Os órgãos de segurança tiveram ainda de lidar com a insistência do papa em se misturar com o povo. “Para todas as nossas restrições, a resposta do Vaticano era sempre a mesma: o papa é um chefe de estado e é dele a última palavra”, diz um membro da organização.O improviso e a falta de coordenação também fizeram vítimas no sistema de transporte da cidade. O metrô sofreu duas panes nos primeiros dias da Jornada. Na pior delas, o rompimento do cabo de energia de uma estação interrompeu a circulação de todos os trens por mais de duas horas, deixando centenas de turistas presos em vagões escuros e lotados. Sem metrô, os fiéis sobrecarregaram ônibus e trens.

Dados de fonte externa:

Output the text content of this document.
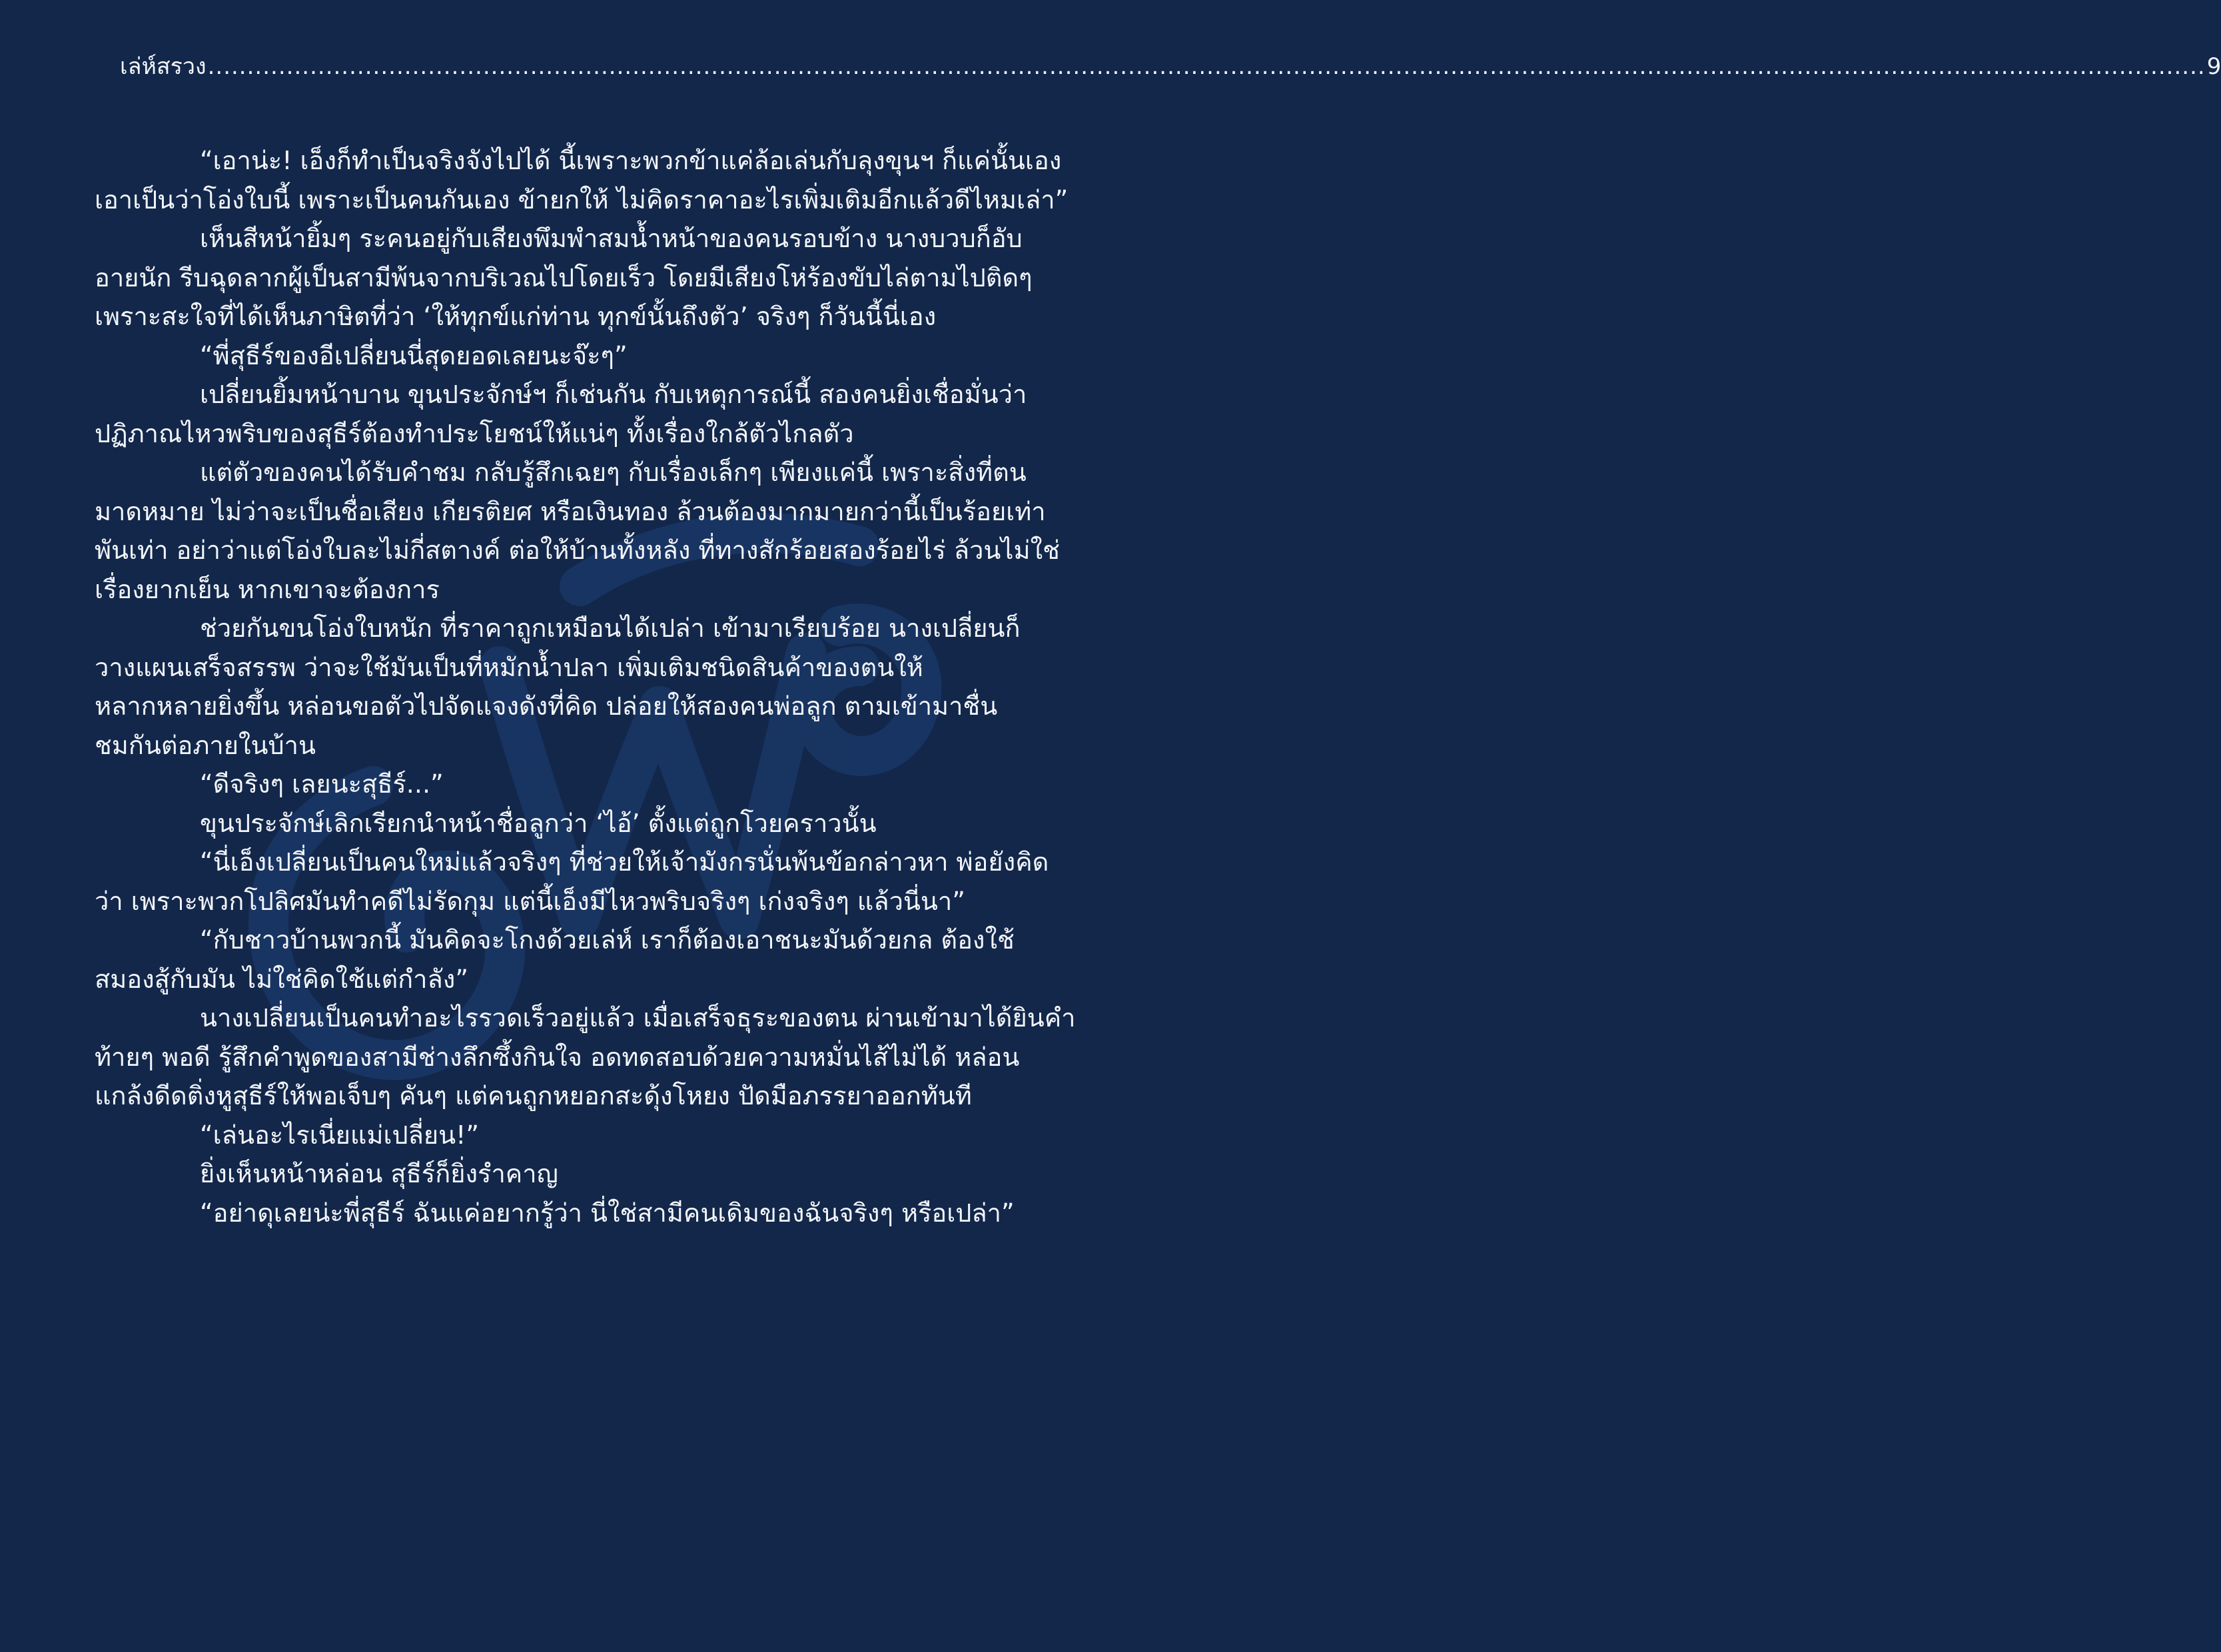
เล่ห์สรวง .............................................................................................................................................................................................................................................................. 9
“เอาน่ะ! เอ็งก็ทำเป็นจริงจังไปได้ นี้เพราะพวกข้าแค่ล้อเล่นกับลุงขุนฯ ก็แค่นั้นเอง
เอาเป็นว่าโอ่งใบนี้ เพราะเป็นคนกันเอง ข้ายกให้ ไม่คิดราคาอะไรเพิ่มเติมอีกแล้วดีไหมเล่า”
เห็นสีหน้ายิ้มๆ ระคนอยู่กับเสียงพึมพำสมน้ำหน้าของคนรอบข้าง นางบวบก็อับ
อายนัก รีบฉุดลากผู้เป็นสามีพ้นจากบริเวณไปโดยเร็ว โดยมีเสียงโห่ร้องขับไล่ตามไปติดๆ
เพราะสะใจที่ได้เห็นภาษิตที่ว่า ‘ให้ทุกข์แก่ท่าน ทุกข์นั้นถึงตัว’ จริงๆ ก็วันนี้นี่เอง
“พี่สุธีร์ของอีเปลี่ยนนี่สุดยอดเลยนะจ๊ะๆ”
เปลี่ยนยิ้มหน้าบาน ขุนประจักษ์ฯ ก็เช่นกัน กับเหตุการณ์นี้ สองคนยิ่งเชื่อมั่นว่า
ปฏิภาณไหวพริบของสุธีร์ต้องทำประโยชน์ให้แน่ๆ ทั้งเรื่องใกล้ตัวไกลตัว
แต่ตัวของคนได้รับคำชม กลับรู้สึกเฉยๆ กับเรื่องเล็กๆ เพียงแค่นี้ เพราะสิ่งที่ตน
มาดหมาย ไม่ว่าจะเป็นชื่อเสียง เกียรติยศ หรือเงินทอง ล้วนต้องมากมายกว่านี้เป็นร้อยเท่า
พันเท่า อย่าว่าแต่โอ่งใบละไม่กี่สตางค์ ต่อให้บ้านทั้งหลัง ที่ทางสักร้อยสองร้อยไร่ ล้วนไม่ใช่
เรื่องยากเย็น หากเขาจะต้องการ
ช่วยกันขนโอ่งใบหนัก ที่ราคาถูกเหมือนได้เปล่า เข้ามาเรียบร้อย นางเปลี่ยนก็
วางแผนเสร็จสรรพ ว่าจะใช้มันเป็นที่หมักน้ำปลา เพิ่มเติมชนิดสินค้าของตนให้
หลากหลายยิ่งขึ้น หล่อนขอตัวไปจัดแจงดังที่คิด ปล่อยให้สองคนพ่อลูก ตามเข้ามาชื่น
ชมกันต่อภายในบ้าน
“ดีจริงๆ เลยนะสุธีร์...”
ขุนประจักษ์เลิกเรียกนำหน้าชื่อลูกว่า ‘ไอ้’ ตั้งแต่ถูกโวยคราวนั้น
“นี่เอ็งเปลี่ยนเป็นคนใหม่แล้วจริงๆ ที่ช่วยให้เจ้ามังกรนั่นพ้นข้อกล่าวหา พ่อยังคิด
ว่า เพราะพวกโปลิศมันทำคดีไม่รัดกุม แต่นี้เอ็งมีไหวพริบจริงๆ เก่งจริงๆ แล้วนี่นา”
“กับชาวบ้านพวกนี้ มันคิดจะโกงด้วยเล่ห์ เราก็ต้องเอาชนะมันด้วยกล ต้องใช้
สมองสู้กับมัน ไม่ใช่คิดใช้แต่กำลัง”
นางเปลี่ยนเป็นคนทำอะไรรวดเร็วอยู่แล้ว เมื่อเสร็จธุระของตน ผ่านเข้ามาได้ยินคำ
ท้ายๆ พอดี รู้สึกคำพูดของสามีช่างลึกซึ้งกินใจ อดทดสอบด้วยความหมั่นไส้ไม่ได้ หล่อน
แกล้งดีดติ่งหูสุธีร์ให้พอเจ็บๆ คันๆ แต่คนถูกหยอกสะดุ้งโหยง ปัดมือภรรยาออกทันที
“เล่นอะไรเนี่ยแม่เปลี่ยน!”
ยิ่งเห็นหน้าหล่อน สุธีร์ก็ยิ่งรำคาญ
“อย่าดุเลยน่ะพี่สุธีร์ ฉันแค่อยากรู้ว่า นี่ใช่สามีคนเดิมของฉันจริงๆ หรือเปล่า”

Quem não conseguiu embarcar teve, literalmente, de peregrinar. Nessa madrugada, dezenas de jovens que estavam hospedados em favelas distantes do centro (o que, por si, já foi uma medida temerária) perambularam por algumas horas sem transporte pela Avenida Brasil, via expressa incrustada em uma região violenta, até que dois PMs arregimentassem vans para levá-los para casa.

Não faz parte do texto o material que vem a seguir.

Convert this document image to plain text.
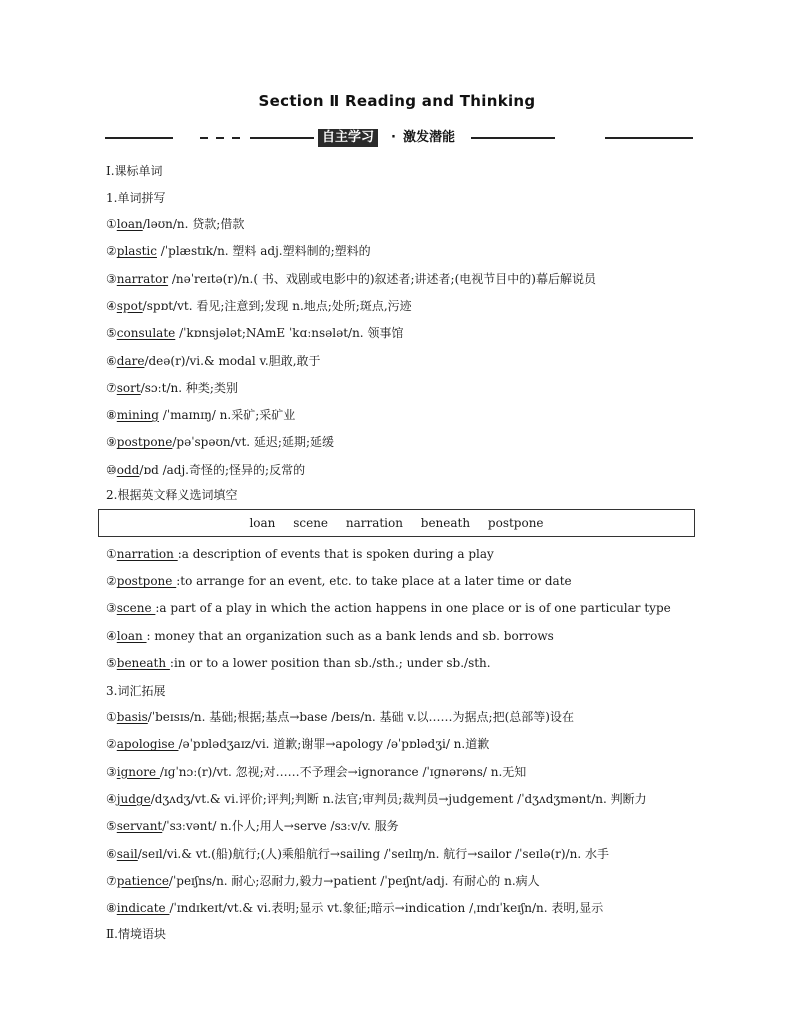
Section Ⅱ Reading and Thinking
自主学习	· 激发潜能
Ⅰ.课标单词
1.单词拼写
①loan/ləʊn/n. 贷款;借款
②plastic /ˈplæstɪk/n. 塑料 adj.塑料制的;塑料的
③narrator /nəˈreɪtə(r)/n.( 书、戏剧或电影中的)叙述者;讲述者;(电视节目中的)幕后解说员
④spot/spɒt/vt. 看见;注意到;发现 n.地点;处所;斑点,污迹
⑤consulate /ˈkɒnsjələt;NAmE ˈkɑːnsələt/n. 领事馆
⑥dare/deə(r)/vi.& modal v.胆敢,敢于
⑦sort/sɔːt/n. 种类;类别
⑧mining /ˈmaɪnɪŋ/ n.采矿;采矿业
⑨postpone/pəˈspəʊn/vt. 延迟;延期;延缓
⑩odd/ɒd /adj.奇怪的;怪异的;反常的
2.根据英文释义选词填空
loan scene narration beneath postpone
①narration :a description of events that is spoken during a play
②postpone :to arrange for an event, etc. to take place at a later time or date
③scene :a part of a play in which the action happens in one place or is of one particular type
④loan : money that an organization such as a bank lends and sb. borrows
⑤beneath :in or to a lower position than sb./sth.; under sb./sth.
3.词汇拓展
①basis/ˈbeɪsɪs/n. 基础;根据;基点→base /beɪs/n. 基础 v.以……为据点;把(总部等)设在
②apologise /əˈpɒlədʒaɪz/vi. 道歉;谢罪→apology /əˈpɒlədʒi/ n.道歉
③ignore /ɪɡˈnɔː(r)/vt. 忽视;对……不予理会→ignorance /ˈɪɡnərəns/ n.无知
④judge/dʒʌdʒ/vt.& vi.评价;评判;判断 n.法官;审判员;裁判员→judgement /ˈdʒʌdʒmənt/n. 判断力
⑤servant/ˈsɜːvənt/ n.仆人;用人→serve /sɜːv/v. 服务
⑥sail/seɪl/vi.& vt.(船)航行;(人)乘船航行→sailing /ˈseɪlɪŋ/n. 航行→sailor /ˈseɪlə(r)/n. 水手
⑦patience/ˈpeɪʃns/n. 耐心;忍耐力,毅力→patient /ˈpeɪʃnt/adj. 有耐心的 n.病人
⑧indicate /ˈɪndɪkeɪt/vt.& vi.表明;显示 vt.象征;暗示→indication /ˌɪndɪˈkeɪʃn/n. 表明,显示
Ⅱ.情境语块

Do outro lado da cidade, os 120.000 visitantes que se alojaram nos arredores de Guaratiba, onde seriam realizadas a vigília e a missa final da JMJ, viram-se, de repente, a 50 quilômetros das celebrações. O local, área particular cedida à Arquidiocese do Rio, vinha sendo preparado fazia meses. Além da drenagem e da terraplenagem, pagas pela Igreja, o lugar recebeu melhorias que custaram à prefeitura 6 milhões de reais. Mesmo assim, não resistiu às chuvas e foi convertido em lamaçal. Só aí se descobriu que a organização não tinha um plano B para o caso de chover. A solução foi transferir os eventos para Copacabana.
A essas agruras somaram-se as manifestações contra o governador Sérgio Cabral, que povoam a vida dos cariocas há quase dois meses e ajudaram a derrubar sua aprovação popular para 12%, o nível mais baixo até hoje. Nas últimas semanas, a polícia passou a infiltrar homens nos protestos, alguns em meio aos vândalos, usando máscaras e adotando uma atitude agressiva. Só nos arredores do Palácio Guanabara, onde o líder da Igreja Católica recebia as boas-vindas da presidente Dilma Rousseff, havia trinta policiais civis e algumas dezenas de PMs infiltrados.
A missão era identificar baderneiros, mas, pouco discretos — todos traziam a mesma pulseira preta no pulso direito, por exemplo —, vários acabaram identificados nas redes sociais. Por toda a semana pairou a suspeita de que os policiais disfarçados estivessem atirando pedras e coquetéis molotov para incitar a violência e indispor a opinião pública com os manifestantes. Até a prisão de um funcionário da Agência Brasileira de Inteligência (Abin) num tumulto no Leblon foi apontada como indício dessa tática. Nada, no entanto, ficou provado. De concreto, até agora, só o que se viu foi um inaceitável grau de improvisação onde deveria haver uma recepção impecável ao papa e aos visitantes. Ainda bem que Deus é brasileiro.”